Tarihin her döneminde kısa zamanda ve kolay yoldan hatta hiç çalışmadan zengin olup refah içinde yaşamak isteyen çok insan oldu. Zevke ve rahatlığa düşkün doğası gereği her insanın buna meylinin olmasını bir nebze de olsa anlamak mümkün aslında. Fakat bu zaafın güdülerine uymak çoğu zaman beklenenle hiç de alakası olmayan nahoş durumlara maruz bırakıyor insanı.

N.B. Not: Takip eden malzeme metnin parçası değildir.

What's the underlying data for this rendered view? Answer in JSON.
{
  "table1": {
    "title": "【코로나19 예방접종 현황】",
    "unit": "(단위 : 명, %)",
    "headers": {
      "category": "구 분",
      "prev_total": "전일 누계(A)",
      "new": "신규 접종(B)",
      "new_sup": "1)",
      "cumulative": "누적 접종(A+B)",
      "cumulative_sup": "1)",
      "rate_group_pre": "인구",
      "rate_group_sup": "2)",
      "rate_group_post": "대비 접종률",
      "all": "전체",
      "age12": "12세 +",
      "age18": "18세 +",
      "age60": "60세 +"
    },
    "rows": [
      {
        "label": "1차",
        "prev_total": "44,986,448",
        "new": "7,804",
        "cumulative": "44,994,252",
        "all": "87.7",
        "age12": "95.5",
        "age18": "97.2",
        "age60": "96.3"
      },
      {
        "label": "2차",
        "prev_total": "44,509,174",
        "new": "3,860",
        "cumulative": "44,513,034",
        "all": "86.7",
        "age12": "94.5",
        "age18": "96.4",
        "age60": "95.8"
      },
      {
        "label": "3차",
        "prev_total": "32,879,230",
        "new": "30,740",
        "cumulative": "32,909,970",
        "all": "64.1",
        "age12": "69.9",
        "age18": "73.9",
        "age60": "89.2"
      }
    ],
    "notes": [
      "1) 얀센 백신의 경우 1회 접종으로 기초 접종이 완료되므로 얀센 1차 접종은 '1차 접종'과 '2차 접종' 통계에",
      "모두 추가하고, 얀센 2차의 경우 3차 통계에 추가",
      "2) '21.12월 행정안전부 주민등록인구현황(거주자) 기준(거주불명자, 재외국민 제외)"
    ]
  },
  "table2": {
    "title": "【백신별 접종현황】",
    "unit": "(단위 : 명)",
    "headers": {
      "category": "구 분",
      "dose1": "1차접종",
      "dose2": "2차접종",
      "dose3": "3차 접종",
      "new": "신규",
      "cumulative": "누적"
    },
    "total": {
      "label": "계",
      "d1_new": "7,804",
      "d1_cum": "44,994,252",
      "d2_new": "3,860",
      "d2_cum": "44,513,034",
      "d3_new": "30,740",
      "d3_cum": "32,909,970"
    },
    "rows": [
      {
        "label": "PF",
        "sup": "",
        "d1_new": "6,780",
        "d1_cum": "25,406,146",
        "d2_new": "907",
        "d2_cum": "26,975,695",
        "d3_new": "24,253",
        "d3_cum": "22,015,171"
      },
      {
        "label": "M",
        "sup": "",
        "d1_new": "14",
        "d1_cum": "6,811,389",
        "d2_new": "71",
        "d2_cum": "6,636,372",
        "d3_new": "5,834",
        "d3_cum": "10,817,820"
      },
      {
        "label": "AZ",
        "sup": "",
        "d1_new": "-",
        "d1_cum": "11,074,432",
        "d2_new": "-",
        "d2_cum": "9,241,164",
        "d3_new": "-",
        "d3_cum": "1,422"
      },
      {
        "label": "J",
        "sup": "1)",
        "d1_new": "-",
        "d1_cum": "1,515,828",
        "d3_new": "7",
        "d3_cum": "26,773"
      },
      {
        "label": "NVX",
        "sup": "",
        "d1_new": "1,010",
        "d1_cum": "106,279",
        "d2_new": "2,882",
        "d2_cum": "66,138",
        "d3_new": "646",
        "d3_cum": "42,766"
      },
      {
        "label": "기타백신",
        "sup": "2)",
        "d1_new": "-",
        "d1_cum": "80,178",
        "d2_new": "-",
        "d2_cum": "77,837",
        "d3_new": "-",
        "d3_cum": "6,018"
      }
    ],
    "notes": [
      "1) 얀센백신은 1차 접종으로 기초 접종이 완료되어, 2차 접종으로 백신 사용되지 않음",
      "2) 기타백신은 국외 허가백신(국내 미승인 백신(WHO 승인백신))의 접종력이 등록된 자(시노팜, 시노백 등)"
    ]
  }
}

Yine kolay yolla zengin olmak isteyip bir miktar da kafası hileye ve kurnazlığa meyilli düzenbazların eline düşen bu kolay yaşam muhterisleri, düştükleri tuzağı ancak iş işten geçtikten sonra anlıyorlar. Ve neredeyse hemen her gün haberlere konu olmaktan kurtulamıyorlar.
Bu tip kolay yaşam heveslisi miskinlerin anlamadıkları önemli bir şey var; ahlaki ve vicdani değerleri dejenere olmamış her insanın çalışıp hak ederek, alnının teri, emeğinin hakkıyla kazanmasının verdiği huzur ve mutluluğun yerini hiçbir şeyin tutamayacağı gerçeği. Ve yine legal yani yasalara uygun olsa bile hak edilmeden sahip olunan şeylerin aslında başka insanlardan çalmanın makyajlanmış, kılıfına uydurulmuş bir çeşidi olduğu.
Muhtemelen biz göremeyecek olsak da umarım çocuklarımız kimsenin hak etmediği şeyleri elde etmek için yalan-dolana ve zorbalığa başvurmadığı, başkalarına ait olana göz dikmediği adil ve müreffeh bir dünyada yaşama imkanına sahip olabilirler.